I don’t know about you, but every spring and throughout the summer, I make at least two and sometimes three trips to our dump on Limerick Road.  In the spring, I pull weeds every day until all my beds are pristine again. Then after azaleas finish blooming, I usually have a truckload of cuttings to haul. After my plum trees quit producing fruit and my red buds have branched out, they get cut and I have another truckload.  When my four mulberry trees finish blooming, they have to be cut back. There’s another truckload.  
All during the summer, I keep “runners” on my five wisteria bushes, and I keep my trumpet creeper cut back to keep them in bush form.
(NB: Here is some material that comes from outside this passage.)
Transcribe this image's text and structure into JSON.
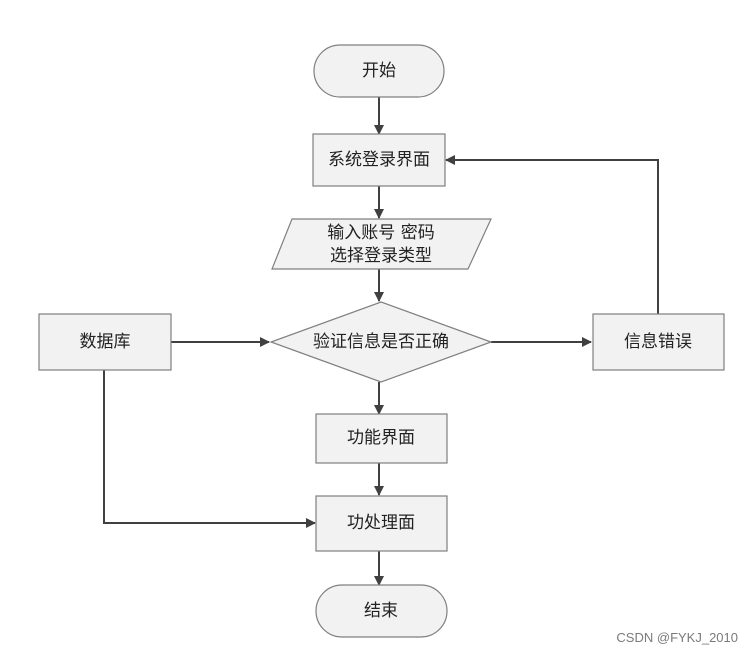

So there are more truckloads. To keep a yard in manicured shape, you must constantly keep things pruned and pull the weeds out from around your plants. And I am just talking about my yard.  
How about my household waste? One bag of garbage a week is about normal for me.  But I also recycle tin cans, newspapers, magazines, milk jugs, clear plastics, solid plastics and glass containers. I haul recyclables to the drop-off about twice weekly.  
So you see folks, using a polycart would be like putting an elephant into a thimble — at least where my situation is concerned. I’m sure I am not alone.  
Another thing that concerns me is that our tax dollars were used to build those six convenience centers that allow us to dispose of things when and how we please — not how the county dictates us.
What would happen to all those roll-offs that we put our yard waste in? What about the big trucks that haul them? Will people lose their jobs because they will no longer be needed at these convenience centers?  I hesitate to even think about what the sixth convenience center cost the taxpayers.  
Drive out to the Trade Hill area and have a look at it. Then drive back and look at the one you use. No comparison.
I, for one, do not ever want to see a polycart at the end of my driveway. By the way, Wayne County went with polycarts years ago, but at no cost to the residents of the county. That is a fact.  Be very careful about allowing this in our county unless they are willing to give it to us for free.